I got the chance to really dig into the two big one's on alleged architect of Containment, and the new biography of his life authored by John Lewis Gaddis. I greatly enjoyed Louis Menand's piece, but this quote from Frank Costigliola stopped me cold:
Kennan himself "stressed the importance of the psychological dimension" in his life.15 He told Gaddis that "the inner emotional life of any person, as Freud discovered, is a dreadful chaos. We all have vestiges of our animalistic existence in us." Consequently, "good form," whether it involved the ceremonies of diplomacy or the constraints of marriage, "is really the thing to live for." He continued, "'Thou shalt not covet thy neighbor's wife.' My God, I've coveted ten thousand of them in the course of my life, and will continue to do so into the eighties." "All that has to be fought with. But the main thing is to try to play your role in a decent way."

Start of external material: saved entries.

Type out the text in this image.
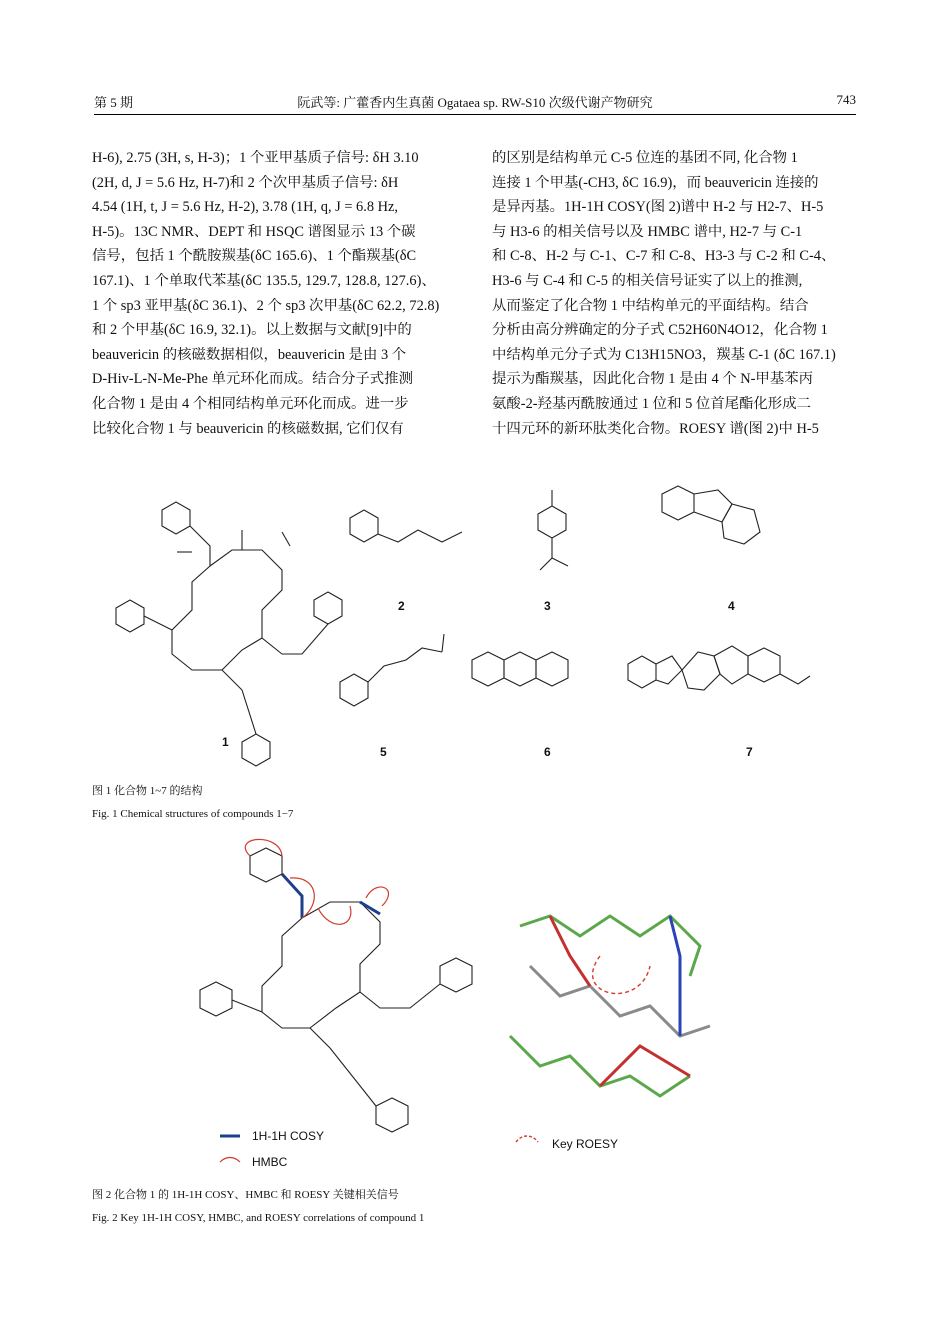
第 5 期	阮武等: 广藿香内生真菌 Ogataea sp. RW-S10 次级代谢产物研究	743

H-6), 2.75 (3H, s, H-3)；1 个亚甲基质子信号: δH 3.10

(2H, d, J = 5.6 Hz, H-7)和 2 个次甲基质子信号: δH

4.54 (1H, t, J = 5.6 Hz, H-2), 3.78 (1H, q, J = 6.8 Hz,

H-5)。13C NMR、DEPT 和 HSQC 谱图显示 13 个碳

信号，包括 1 个酰胺羰基(δC 165.6)、1 个酯羰基(δC

167.1)、1 个单取代苯基(δC 135.5, 129.7, 128.8, 127.6)、

1 个 sp3 亚甲基(δC 36.1)、2 个 sp3 次甲基(δC 62.2, 72.8)

和 2 个甲基(δC 16.9, 32.1)。以上数据与文献[9]中的

beauvericin 的核磁数据相似，beauvericin 是由 3 个

D-Hiv-L-N-Me-Phe 单元环化而成。结合分子式推测

化合物 1 是由 4 个相同结构单元环化而成。进一步

比较化合物 1 与 beauvericin 的核磁数据, 它们仅有

的区别是结构单元 C-5 位连的基团不同, 化合物 1

连接 1 个甲基(-CH3, δC 16.9)，而 beauvericin 连接的

是异丙基。1H-1H COSY(图 2)谱中 H-2 与 H2-7、H-5

与 H3-6 的相关信号以及 HMBC 谱中, H2-7 与 C-1

和 C-8、H-2 与 C-1、C-7 和 C-8、H3-3 与 C-2 和 C-4、

H3-6 与 C-4 和 C-5 的相关信号证实了以上的推测,

从而鉴定了化合物 1 中结构单元的平面结构。结合

分析由高分辨确定的分子式 C52H60N4O12，化合物 1

中结构单元分子式为 C13H15NO3，羰基 C-1 (δC 167.1)

提示为酯羰基，因此化合物 1 是由 4 个 N-甲基苯丙

氨酸-2-羟基丙酰胺通过 1 位和 5 位首尾酯化形成二

十四元环的新环肽类化合物。ROESY 谱(图 2)中 H-5

1
2	3	4
5	6	7
图 1 化合物 1~7 的结构
Fig. 1 Chemical structures of compounds 1−7
1H-1H COSY
HMBC
Key ROESY
图 2 化合物 1 的 1H-1H COSY、HMBC 和 ROESY 关键相关信号
Fig. 2 Key 1H-1H COSY, HMBC, and ROESY correlations of compound 1
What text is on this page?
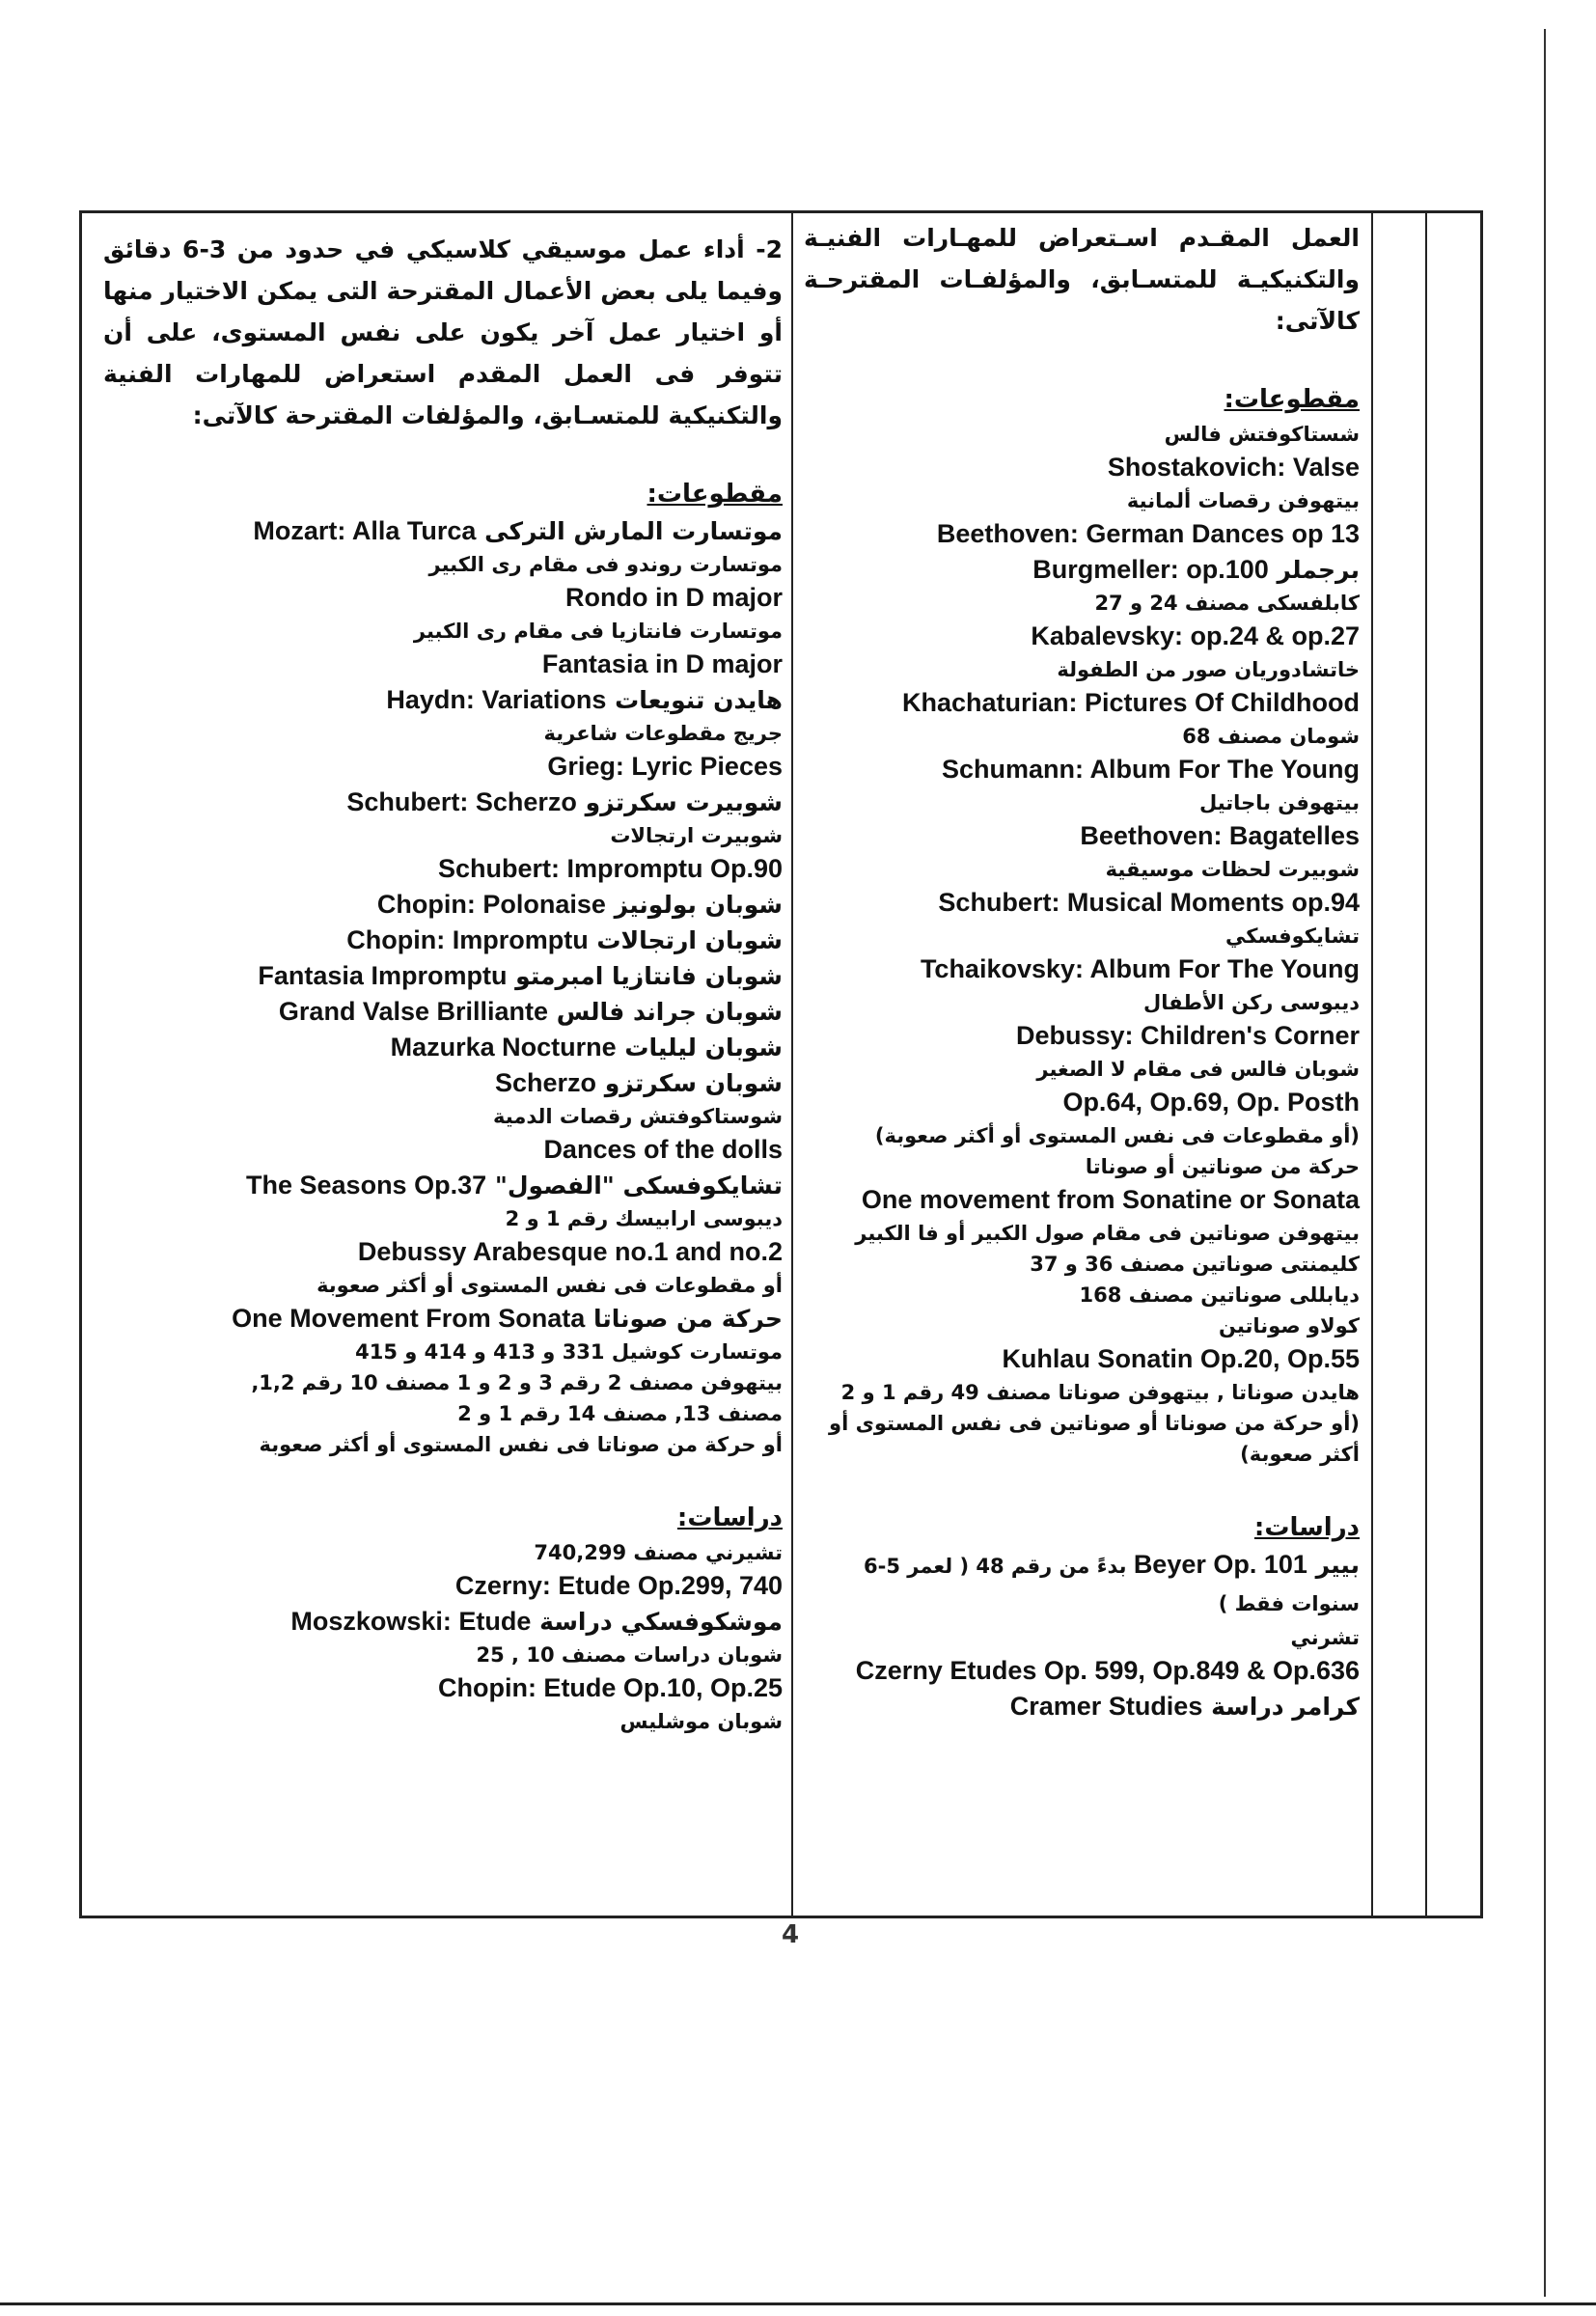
2- أداء عمل موسيقي كلاسيكي في حدود من 3-6 دقائق وفيما يلى بعض الأعمال المقترحة التى يمكن الاختيار منها أو اختيار عمل آخر يكون على نفس المستوى، على أن تتوفر فى العمل المقدم استعراض للمهارات الفنية والتكنيكية للمتسـابق، والمؤلفات المقترحة كالآتى:

مقطوعات:
موتسارت المارش التركى Mozart: Alla Turca
موتسارت روندو فى مقام رى الكبير
Rondo in D major
موتسارت فانتازيا فى مقام رى الكبير
Fantasia in D major
هايدن تنويعات Haydn: Variations
جريج مقطوعات شاعرية
Grieg: Lyric Pieces
شوبيرت سكرتزو Schubert: Scherzo
شوبيرت ارتجالات
Schubert: Impromptu Op.90
شوبان بولونيز Chopin: Polonaise
شوبان ارتجالات Chopin: Impromptu
شوبان فانتازيا امبرمتو Fantasia Impromptu
شوبان جراند فالس Grand Valse Brilliante
شوبان ليليات Mazurka Nocturne
شوبان سكرتزو Scherzo
شوستاكوفتش رقصات الدمية
Dances of the dolls
تشايكوفسكى "الفصول" The Seasons Op.37
ديبوسى ارابيسك رقم 1 و 2
Debussy Arabesque no.1 and no.2
أو مقطوعات فى نفس المستوى أو أكثر صعوبة
حركة من صوناتا One Movement From Sonata
موتسارت كوشيل 331 و 413 و 414 و 415
بيتهوفن مصنف 2 رقم 3 و 2 و 1 مصنف 10 رقم 1,2,
مصنف 13, مصنف 14 رقم 1 و 2
أو حركة من صوناتا فى نفس المستوى أو أكثر صعوبة
دراسات:
تشيرني مصنف 740,299
Czerny: Etude Op.299, 740
موشكوفسكي دراسة Moszkowski: Etude
شوبان دراسات مصنف 10 , 25
Chopin: Etude Op.10, Op.25
شوبان موشليس

العمل المقـدم اسـتعراض للمهـارات الفنيـة والتكنيكيـة للمتسـابق، والمؤلفـات المقترحـة كالآتى:

مقطوعات:
شستاكوفتش فالس
Shostakovich: Valse
بيتهوفن رقصات ألمانية
Beethoven: German Dances op 13
برجملر Burgmeller: op.100
كابلفسكى مصنف 24 و 27
Kabalevsky: op.24 & op.27
خاتشادوريان صور من الطفولة
Khachaturian: Pictures Of Childhood
شومان مصنف 68
Schumann: Album For The Young
بيتهوفن باجاتيل
Beethoven: Bagatelles
شوبيرت لحظات موسيقية
Schubert: Musical Moments op.94
تشايكوفسكي
Tchaikovsky: Album For The Young
ديبوسى ركن الأطفال
Debussy: Children's Corner
شوبان فالس فى مقام لا الصغير
Op.64, Op.69, Op. Posth
(أو مقطوعات فى نفس المستوى أو أكثر صعوبة)
حركة من صوناتين أو صوناتا
One movement from Sonatine or Sonata
بيتهوفن صوناتين فى مقام صول الكبير أو فا الكبير
كليمنتى صوناتين مصنف 36 و 37
ديابللى صوناتين مصنف 168
كولاو صوناتين
Kuhlau Sonatin Op.20, Op.55
هايدن صوناتا , بيتهوفن صوناتا مصنف 49 رقم 1 و 2
(أو حركة من صوناتا أو صوناتين فى نفس المستوى أو أكثر صعوبة)
دراسات:
بيير Beyer Op. 101 بدءً من رقم 48 ( لعمر 5-6 سنوات فقط )
تشرني
Czerny Etudes Op. 599, Op.849 & Op.636
كرامر دراسة Cramer Studies
4
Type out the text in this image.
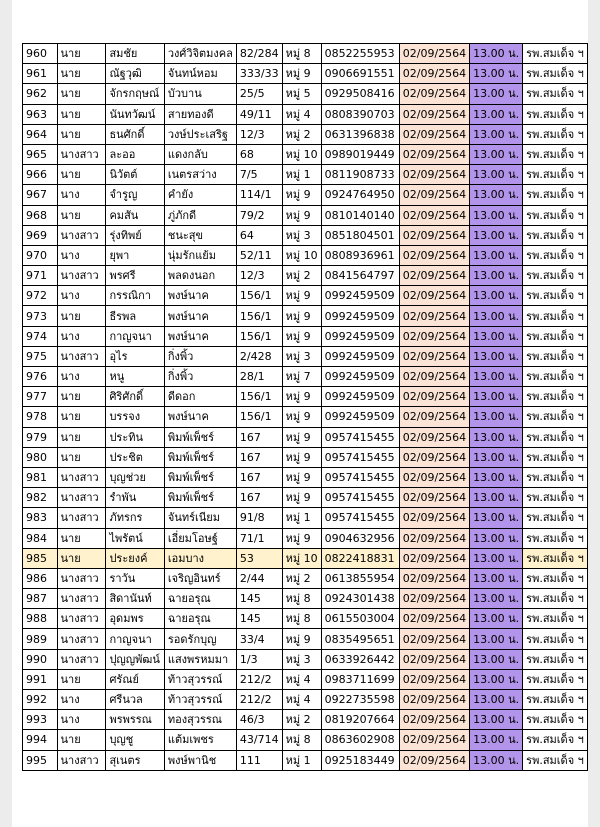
960	นาย	สมชัย	วงศ์วิจิตมงคล	82/284	หมู่ 8	0852255953	02/09/2564	13.00 น.	รพ.สมเด็จ ฯ
961	นาย	ณัฐวุฒิ	จันทน์หอม	333/33	หมู่ 9	0906691551	02/09/2564	13.00 น.	รพ.สมเด็จ ฯ
962	นาย	จักรกฤษณ์	บัวบาน	25/5	หมู่ 5	0929508416	02/09/2564	13.00 น.	รพ.สมเด็จ ฯ
963	นาย	นันทวัฒน์	สายทองดี	49/11	หมู่ 4	0808390703	02/09/2564	13.00 น.	รพ.สมเด็จ ฯ
964	นาย	ธนศักดิ์	วงษ์ประเสริฐ	12/3	หมู่ 2	0631396838	02/09/2564	13.00 น.	รพ.สมเด็จ ฯ
965	นางสาว	ละออ	แดงกลับ	68	หมู่ 10	0989019449	02/09/2564	13.00 น.	รพ.สมเด็จ ฯ
966	นาย	นิวัตต์	เนตรสว่าง	7/5	หมู่ 1	0811908733	02/09/2564	13.00 น.	รพ.สมเด็จ ฯ
967	นาง	จำรูญ	คำยัง	114/1	หมู่ 9	0924764950	02/09/2564	13.00 น.	รพ.สมเด็จ ฯ
968	นาย	คมสัน	ภู่ภักดี	79/2	หมู่ 9	0810140140	02/09/2564	13.00 น.	รพ.สมเด็จ ฯ
969	นางสาว	รุ่งทิพย์	ชนะสุข	64	หมู่ 3	0851804501	02/09/2564	13.00 น.	รพ.สมเด็จ ฯ
970	นาง	ยุพา	นุ่มรักแย้ม	52/11	หมู่ 10	0808936961	02/09/2564	13.00 น.	รพ.สมเด็จ ฯ
971	นางสาว	พรศรี	พลดงนอก	12/3	หมู่ 2	0841564797	02/09/2564	13.00 น.	รพ.สมเด็จ ฯ
972	นาง	กรรณิกา	พงษ์นาค	156/1	หมู่ 9	0992459509	02/09/2564	13.00 น.	รพ.สมเด็จ ฯ
973	นาย	ธีรพล	พงษ์นาค	156/1	หมู่ 9	0992459509	02/09/2564	13.00 น.	รพ.สมเด็จ ฯ
974	นาง	กาญจนา	พงษ์นาค	156/1	หมู่ 9	0992459509	02/09/2564	13.00 น.	รพ.สมเด็จ ฯ
975	นางสาว	อุไร	กิ่งพิ้ว	2/428	หมู่ 3	0992459509	02/09/2564	13.00 น.	รพ.สมเด็จ ฯ
976	นาง	หนู	กิ่งพิ้ว	28/1	หมู่ 7	0992459509	02/09/2564	13.00 น.	รพ.สมเด็จ ฯ
977	นาย	ศิริศักดิ์	ดีดอก	156/1	หมู่ 9	0992459509	02/09/2564	13.00 น.	รพ.สมเด็จ ฯ
978	นาย	บรรจง	พงษ์นาค	156/1	หมู่ 9	0992459509	02/09/2564	13.00 น.	รพ.สมเด็จ ฯ
979	นาย	ประทิน	พิมพ์เพ็ชร์	167	หมู่ 9	0957415455	02/09/2564	13.00 น.	รพ.สมเด็จ ฯ
980	นาย	ประชิต	พิมพ์เพ็ชร์	167	หมู่ 9	0957415455	02/09/2564	13.00 น.	รพ.สมเด็จ ฯ
981	นางสาว	บุญช่วย	พิมพ์เพ็ชร์	167	หมู่ 9	0957415455	02/09/2564	13.00 น.	รพ.สมเด็จ ฯ
982	นางสาว	รำพัน	พิมพ์เพ็ชร์	167	หมู่ 9	0957415455	02/09/2564	13.00 น.	รพ.สมเด็จ ฯ
983	นางสาว	ภัทรกร	จันทร์เนียม	91/8	หมู่ 1	0957415455	02/09/2564	13.00 น.	รพ.สมเด็จ ฯ
984	นาย	ไพรัตน์	เอี่ยมโอษฐ์	71/1	หมู่ 9	0904632956	02/09/2564	13.00 น.	รพ.สมเด็จ ฯ
985	นาย	ประยงค์	เอมบาง	53	หมู่ 10	0822418831	02/09/2564	13.00 น.	รพ.สมเด็จ ฯ
986	นางสาว	ราวัน	เจริญอินทร์	2/44	หมู่ 2	0613855954	02/09/2564	13.00 น.	รพ.สมเด็จ ฯ
987	นางสาว	สิดานันท์	ฉายอรุณ	145	หมู่ 8	0924301438	02/09/2564	13.00 น.	รพ.สมเด็จ ฯ
988	นางสาว	อุดมพร	ฉายอรุณ	145	หมู่ 8	0615503004	02/09/2564	13.00 น.	รพ.สมเด็จ ฯ
989	นางสาว	กาญจนา	รอดรักบุญ	33/4	หมู่ 9	0835495651	02/09/2564	13.00 น.	รพ.สมเด็จ ฯ
990	นางสาว	ปุญญพัฒน์	แสงพรหมมา	1/3	หมู่ 3	0633926442	02/09/2564	13.00 น.	รพ.สมเด็จ ฯ
991	นาย	ศรัณย์	ท้าวสุวรรณ์	212/2	หมู่ 4	0983711699	02/09/2564	13.00 น.	รพ.สมเด็จ ฯ
992	นาง	ศรีนวล	ท้าวสุวรรณ์	212/2	หมู่ 4	0922735598	02/09/2564	13.00 น.	รพ.สมเด็จ ฯ
993	นาง	พรพรรณ	ทองสุวรรณ	46/3	หมู่ 2	0819207664	02/09/2564	13.00 น.	รพ.สมเด็จ ฯ
994	นาย	บุญชู	แต้มเพชร	43/714	หมู่ 8	0863602908	02/09/2564	13.00 น.	รพ.สมเด็จ ฯ
995	นางสาว	สุเนตร	พงษ์พานิช	111	หมู่ 1	0925183449	02/09/2564	13.00 น.	รพ.สมเด็จ ฯ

Still, buried within Kennan's realism there is a moral view: that in relations of power, which is what he thought international relations ultimately are, people can't be trusted to do the right thing. They will do what the scorpion does to the frog -- not because they choose to but because it's their nature. They can't help it. This is an easy doctrine to apply to other nations, as it is to apply to other people, since we can always see how professions of benevolence might be masks for self-interest. It's a harder doctrine to apply to ourselves. And that was, all his life, Kennan's great, overriding point. We need to be realists because we cannot trust ourselves to be moralists.This was the danger that the United States faced after Europe had destroyed itself in the Second World War. We had power over other nations to a degree unprecedented in our history, possibly in the world's history, and it was natural for us to conclude that we deserved it. "Power always thinks it has a great soul," as another Adams, John, once said. Containment was intended as a continual reminder that we do not know what is best for others. It is a lesson to be ignored only with humility.
Kennan is talking about how to govern a country. But I read him as also talking about how to govern ourselves.